Court noted the need to observe the same restrictions on disclosure of info in general, such as on matters involving national security, diplomatic or foreign relations, intelligence and other classified info. Again, the subject info did not fall under Presidential communications. Senate v Ermita (2006) Court again alluded to US v Nixon and also recognized that Presidential communications fall under the mantle of protection of executive privilege in the setting of a legislative inquiry. But since the issue for resolution was the Constitutionality of EO 464 and not whether an actual Presidential communication was covered by the privilege, the Court did not have occasion to rule on the same. [Start of US v Nixon discussion] - US v Nixon came about because of a breakin at the Democratic Natl Committee (DNC) headquarters in Watergate Hotel. In the early morning of June 17, 1972, about 4 months before the US Presidential election, police discovered 5 men inside the DNC offices carrying electronic equipment, cameras, and large sums of cash. These men were operating as part of a larger intelligence gathering plan of the Committee to Re-elect the President, Pres Nixons campaign organization for the 1972 election. Their mission was to fix a defective bugging device which had been placed a month before on the telephone of the DNC chairperson. Their orders came from the higher officials of the CRP. A subpoena duces tecum was issued requiring Nixon to produce for the grand jury certain tape recordings and documents enumerated in an attached schedule. President Nixon partially complied with the subpoena, but otherwise declined to follow its directives. In a letter to the Court that issued the subpoena, the President advised that the tape recordings sought would not be provided, as he asserted that the President is not subject to the compulsory process of the courts. The Court ordered the President or any appropriate subordinate official to show cause why the documents and objects described should not be produced as evidence before the grand jury. The Court ruled that it had jurisdiction to decide the issue of privilege, and it had authority to enforce the subpoena duces tecum by way of an order requiring production for inspection in camera. Nixon appealed = Nixon v Sirica. Issue is WON the President may, in his sole discretion, withhold from a grand jury evidence in his

possession that is relevant to the grand jury's investigations. Court overruled the Presidents invocation of executive privilege covering Presidential communications and upheld the order of the District Court. Grand jury investigation = US v Mitchell (Former Atty.
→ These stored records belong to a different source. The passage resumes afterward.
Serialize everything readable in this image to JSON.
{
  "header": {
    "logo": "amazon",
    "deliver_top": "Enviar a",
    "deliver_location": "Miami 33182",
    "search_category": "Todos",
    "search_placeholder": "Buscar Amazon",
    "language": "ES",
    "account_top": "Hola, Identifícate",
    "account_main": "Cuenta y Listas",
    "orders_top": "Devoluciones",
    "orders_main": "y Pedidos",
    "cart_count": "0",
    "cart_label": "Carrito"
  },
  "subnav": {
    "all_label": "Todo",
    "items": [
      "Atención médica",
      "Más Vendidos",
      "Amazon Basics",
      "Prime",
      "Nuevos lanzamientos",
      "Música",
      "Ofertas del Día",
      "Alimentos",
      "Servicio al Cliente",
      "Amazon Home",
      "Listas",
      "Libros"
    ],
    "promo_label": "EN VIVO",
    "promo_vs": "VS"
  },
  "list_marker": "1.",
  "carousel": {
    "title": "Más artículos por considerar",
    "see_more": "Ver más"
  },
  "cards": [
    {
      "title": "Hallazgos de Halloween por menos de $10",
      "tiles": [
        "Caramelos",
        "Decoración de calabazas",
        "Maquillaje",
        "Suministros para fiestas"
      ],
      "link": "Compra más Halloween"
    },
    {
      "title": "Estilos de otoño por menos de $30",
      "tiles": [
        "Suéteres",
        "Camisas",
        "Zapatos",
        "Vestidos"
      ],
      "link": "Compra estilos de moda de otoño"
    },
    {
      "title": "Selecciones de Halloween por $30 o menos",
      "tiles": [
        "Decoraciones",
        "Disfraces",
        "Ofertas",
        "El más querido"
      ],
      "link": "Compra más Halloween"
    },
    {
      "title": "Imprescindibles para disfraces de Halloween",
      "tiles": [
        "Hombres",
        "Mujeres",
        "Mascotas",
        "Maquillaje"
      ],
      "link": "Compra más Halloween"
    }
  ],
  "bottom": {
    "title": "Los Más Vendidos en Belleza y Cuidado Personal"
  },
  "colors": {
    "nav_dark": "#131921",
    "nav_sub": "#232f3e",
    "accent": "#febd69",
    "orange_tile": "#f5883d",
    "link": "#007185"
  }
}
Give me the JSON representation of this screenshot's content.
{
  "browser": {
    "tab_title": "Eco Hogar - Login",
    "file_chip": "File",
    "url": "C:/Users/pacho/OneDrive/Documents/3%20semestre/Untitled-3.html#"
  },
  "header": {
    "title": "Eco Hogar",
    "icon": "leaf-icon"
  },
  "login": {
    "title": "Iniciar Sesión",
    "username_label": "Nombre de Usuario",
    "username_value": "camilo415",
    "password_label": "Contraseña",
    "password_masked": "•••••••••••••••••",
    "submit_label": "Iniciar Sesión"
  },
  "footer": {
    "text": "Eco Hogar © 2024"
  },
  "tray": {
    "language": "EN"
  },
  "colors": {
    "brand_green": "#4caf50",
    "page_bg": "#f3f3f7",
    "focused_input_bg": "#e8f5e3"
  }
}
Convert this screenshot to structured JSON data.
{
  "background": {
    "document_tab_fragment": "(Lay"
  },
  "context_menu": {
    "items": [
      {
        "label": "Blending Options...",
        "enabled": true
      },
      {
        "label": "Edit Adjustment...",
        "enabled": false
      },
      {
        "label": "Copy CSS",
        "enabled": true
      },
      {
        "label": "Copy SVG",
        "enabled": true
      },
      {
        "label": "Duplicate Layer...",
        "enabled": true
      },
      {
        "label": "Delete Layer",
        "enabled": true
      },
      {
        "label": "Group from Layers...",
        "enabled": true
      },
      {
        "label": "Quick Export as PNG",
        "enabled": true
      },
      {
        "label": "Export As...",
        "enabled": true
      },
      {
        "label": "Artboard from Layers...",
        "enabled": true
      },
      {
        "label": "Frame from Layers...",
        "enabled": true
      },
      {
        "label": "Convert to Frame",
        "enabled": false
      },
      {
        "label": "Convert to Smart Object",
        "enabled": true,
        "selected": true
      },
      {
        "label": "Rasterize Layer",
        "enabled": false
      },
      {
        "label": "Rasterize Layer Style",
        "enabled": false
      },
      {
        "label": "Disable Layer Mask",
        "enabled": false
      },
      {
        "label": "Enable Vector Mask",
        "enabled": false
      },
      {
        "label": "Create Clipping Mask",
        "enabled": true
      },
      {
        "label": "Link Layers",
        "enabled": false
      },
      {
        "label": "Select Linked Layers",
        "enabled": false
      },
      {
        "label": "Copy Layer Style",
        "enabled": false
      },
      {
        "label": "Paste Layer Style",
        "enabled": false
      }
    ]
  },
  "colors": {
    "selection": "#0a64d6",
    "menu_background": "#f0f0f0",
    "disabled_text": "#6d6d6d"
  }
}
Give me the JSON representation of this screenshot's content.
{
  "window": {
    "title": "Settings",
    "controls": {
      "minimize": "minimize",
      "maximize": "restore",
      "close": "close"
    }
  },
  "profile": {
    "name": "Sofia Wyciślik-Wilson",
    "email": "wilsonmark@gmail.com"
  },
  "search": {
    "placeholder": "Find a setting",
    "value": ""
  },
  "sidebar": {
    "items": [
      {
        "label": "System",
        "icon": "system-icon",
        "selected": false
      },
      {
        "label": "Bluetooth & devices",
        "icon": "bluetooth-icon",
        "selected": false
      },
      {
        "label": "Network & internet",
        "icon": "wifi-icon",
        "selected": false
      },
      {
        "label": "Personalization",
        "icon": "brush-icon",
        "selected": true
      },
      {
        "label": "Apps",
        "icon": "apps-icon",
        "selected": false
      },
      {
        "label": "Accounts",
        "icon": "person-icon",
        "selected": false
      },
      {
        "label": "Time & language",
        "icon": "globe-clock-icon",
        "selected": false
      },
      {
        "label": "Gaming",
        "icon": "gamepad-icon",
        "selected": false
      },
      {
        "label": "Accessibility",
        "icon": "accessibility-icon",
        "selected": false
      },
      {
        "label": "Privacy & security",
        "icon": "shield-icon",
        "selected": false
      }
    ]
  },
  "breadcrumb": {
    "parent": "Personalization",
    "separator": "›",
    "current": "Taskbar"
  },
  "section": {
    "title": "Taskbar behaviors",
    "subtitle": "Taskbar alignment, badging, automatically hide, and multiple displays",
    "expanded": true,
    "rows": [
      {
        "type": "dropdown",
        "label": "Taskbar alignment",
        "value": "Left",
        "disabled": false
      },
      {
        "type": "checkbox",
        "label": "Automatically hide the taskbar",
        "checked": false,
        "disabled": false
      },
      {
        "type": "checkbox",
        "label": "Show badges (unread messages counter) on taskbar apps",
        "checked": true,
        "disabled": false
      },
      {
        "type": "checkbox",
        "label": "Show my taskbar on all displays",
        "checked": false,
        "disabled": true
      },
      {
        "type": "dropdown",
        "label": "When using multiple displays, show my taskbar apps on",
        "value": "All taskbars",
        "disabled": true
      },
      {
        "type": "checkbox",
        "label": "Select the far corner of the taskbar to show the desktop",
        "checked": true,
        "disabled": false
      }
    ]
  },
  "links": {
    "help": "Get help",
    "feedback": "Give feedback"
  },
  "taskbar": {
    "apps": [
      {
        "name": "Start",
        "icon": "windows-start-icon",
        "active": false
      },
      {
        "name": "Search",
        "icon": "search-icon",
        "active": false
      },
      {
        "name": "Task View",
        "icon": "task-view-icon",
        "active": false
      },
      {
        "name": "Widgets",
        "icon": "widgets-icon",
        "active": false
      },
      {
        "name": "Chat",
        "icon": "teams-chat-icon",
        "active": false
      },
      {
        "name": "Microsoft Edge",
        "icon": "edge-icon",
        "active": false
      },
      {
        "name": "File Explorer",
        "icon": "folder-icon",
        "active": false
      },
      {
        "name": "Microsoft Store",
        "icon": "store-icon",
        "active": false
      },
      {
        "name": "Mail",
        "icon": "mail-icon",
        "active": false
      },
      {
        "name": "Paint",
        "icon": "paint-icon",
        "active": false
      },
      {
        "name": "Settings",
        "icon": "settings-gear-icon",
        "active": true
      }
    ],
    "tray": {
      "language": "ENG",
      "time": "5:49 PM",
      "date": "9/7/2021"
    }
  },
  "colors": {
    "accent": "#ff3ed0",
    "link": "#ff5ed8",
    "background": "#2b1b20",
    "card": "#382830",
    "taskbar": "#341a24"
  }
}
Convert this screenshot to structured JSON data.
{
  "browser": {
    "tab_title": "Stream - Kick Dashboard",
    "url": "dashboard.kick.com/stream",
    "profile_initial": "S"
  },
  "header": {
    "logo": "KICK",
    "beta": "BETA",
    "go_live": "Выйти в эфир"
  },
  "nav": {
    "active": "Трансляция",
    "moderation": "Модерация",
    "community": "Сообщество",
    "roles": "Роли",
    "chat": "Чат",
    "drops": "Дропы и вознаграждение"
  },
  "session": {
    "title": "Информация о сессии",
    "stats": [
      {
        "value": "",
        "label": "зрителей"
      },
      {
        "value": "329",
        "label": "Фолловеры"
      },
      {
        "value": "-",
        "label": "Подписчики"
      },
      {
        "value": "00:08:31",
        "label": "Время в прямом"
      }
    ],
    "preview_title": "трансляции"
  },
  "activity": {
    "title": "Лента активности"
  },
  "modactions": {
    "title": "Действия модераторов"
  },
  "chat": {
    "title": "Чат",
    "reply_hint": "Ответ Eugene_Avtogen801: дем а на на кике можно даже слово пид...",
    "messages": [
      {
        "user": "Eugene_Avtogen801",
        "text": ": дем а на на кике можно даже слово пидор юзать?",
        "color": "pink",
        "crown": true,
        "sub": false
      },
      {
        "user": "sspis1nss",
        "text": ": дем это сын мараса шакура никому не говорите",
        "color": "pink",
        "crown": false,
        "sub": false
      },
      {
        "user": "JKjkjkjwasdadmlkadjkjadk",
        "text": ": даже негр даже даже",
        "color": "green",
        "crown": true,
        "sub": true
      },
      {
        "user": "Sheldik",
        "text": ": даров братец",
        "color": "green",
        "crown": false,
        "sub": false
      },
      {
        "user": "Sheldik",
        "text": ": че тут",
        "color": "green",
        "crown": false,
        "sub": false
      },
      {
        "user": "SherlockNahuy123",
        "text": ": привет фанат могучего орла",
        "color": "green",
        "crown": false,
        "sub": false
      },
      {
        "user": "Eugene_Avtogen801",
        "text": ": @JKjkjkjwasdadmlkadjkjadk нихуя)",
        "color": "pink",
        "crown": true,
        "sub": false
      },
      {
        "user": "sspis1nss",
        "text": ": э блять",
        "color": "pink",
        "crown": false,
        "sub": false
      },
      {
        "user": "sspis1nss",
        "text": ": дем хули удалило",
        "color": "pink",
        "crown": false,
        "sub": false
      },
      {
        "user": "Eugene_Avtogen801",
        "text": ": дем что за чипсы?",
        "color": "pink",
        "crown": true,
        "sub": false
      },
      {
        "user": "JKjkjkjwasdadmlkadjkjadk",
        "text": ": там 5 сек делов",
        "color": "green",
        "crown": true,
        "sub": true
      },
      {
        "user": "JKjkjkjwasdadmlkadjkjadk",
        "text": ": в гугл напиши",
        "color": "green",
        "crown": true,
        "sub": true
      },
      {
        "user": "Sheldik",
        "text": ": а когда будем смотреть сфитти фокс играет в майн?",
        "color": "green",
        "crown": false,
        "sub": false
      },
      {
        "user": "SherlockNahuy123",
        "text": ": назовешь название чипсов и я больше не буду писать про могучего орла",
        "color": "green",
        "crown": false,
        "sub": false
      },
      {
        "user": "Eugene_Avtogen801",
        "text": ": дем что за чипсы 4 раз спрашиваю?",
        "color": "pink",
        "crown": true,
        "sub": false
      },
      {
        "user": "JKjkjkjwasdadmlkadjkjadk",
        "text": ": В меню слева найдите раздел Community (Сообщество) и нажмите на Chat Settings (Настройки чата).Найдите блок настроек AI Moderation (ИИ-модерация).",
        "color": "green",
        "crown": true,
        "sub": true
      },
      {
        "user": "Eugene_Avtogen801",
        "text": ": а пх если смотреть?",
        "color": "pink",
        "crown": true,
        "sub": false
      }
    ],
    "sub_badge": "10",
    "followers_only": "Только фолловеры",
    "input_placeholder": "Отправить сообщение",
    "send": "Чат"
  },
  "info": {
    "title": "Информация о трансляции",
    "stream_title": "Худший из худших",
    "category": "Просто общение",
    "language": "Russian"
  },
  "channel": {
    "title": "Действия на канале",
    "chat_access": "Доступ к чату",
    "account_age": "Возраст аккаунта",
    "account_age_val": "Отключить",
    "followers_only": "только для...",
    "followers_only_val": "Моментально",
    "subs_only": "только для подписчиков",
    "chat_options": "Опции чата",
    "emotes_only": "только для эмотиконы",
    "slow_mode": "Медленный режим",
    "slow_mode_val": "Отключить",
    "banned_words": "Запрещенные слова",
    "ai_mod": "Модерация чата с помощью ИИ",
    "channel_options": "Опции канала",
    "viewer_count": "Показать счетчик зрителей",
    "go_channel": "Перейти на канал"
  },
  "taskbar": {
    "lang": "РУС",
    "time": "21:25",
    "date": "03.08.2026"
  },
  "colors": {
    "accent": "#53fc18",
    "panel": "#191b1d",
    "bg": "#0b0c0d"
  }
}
General and head of CRP) The Special Prosecutor filed a motion for a subpoena duces tecum for the production before trial of certain tapes and documents relating to precisely identified conversations and meetings of President Nixon. The President, claiming executive privilege, moved to quash the subpoena. The District Court, after treating the subpoenaed material as presumptively privileged, concluded that the Special Prosecutor had made a sufficient showing to rebut the presumption and that the requirements for a subpoena had been satisfied. The Court then issued an order for an in camera examination of the subpoenaed material. The Special Prosecutor filed in the US Supreme Court a petition for certiorari which upheld the order in US v. Nixon. - For the first time in 1974, the US Supreme Court recognized the Presidential communications privilege and the qualified presumption in its favor in US v. Nixon. The decision cited 2 reasons for the privilege and the qualified presumption: 1) the necessity for protection of the public interest in candid, objective, and even blunt or harsh opinions in Presidential decision-making and 2) it is fundamental to the operation of Government and inextricably rooted in the separation of powers under the Consti. In support of the first reason, the Nixon Court held that a President and those who assist him must be free to explore alternatives in the process of shaping policies and making decisions and to do so in a way many would be unwilling to express except privately. It pointed to 2 bases of this need for confidentiality. 1st is common sense and experience. The importance of this confidentiality is too plain to require further discussion. Human experience teaches that those who expect public dissemination of their remarks may well temper candor with a concern for appearances and for their own interests to the detriment of the decision-making process. The 2nd is the supremacy of each branch in its own sphere of duties under the Consti and the privileges flowing from these duties.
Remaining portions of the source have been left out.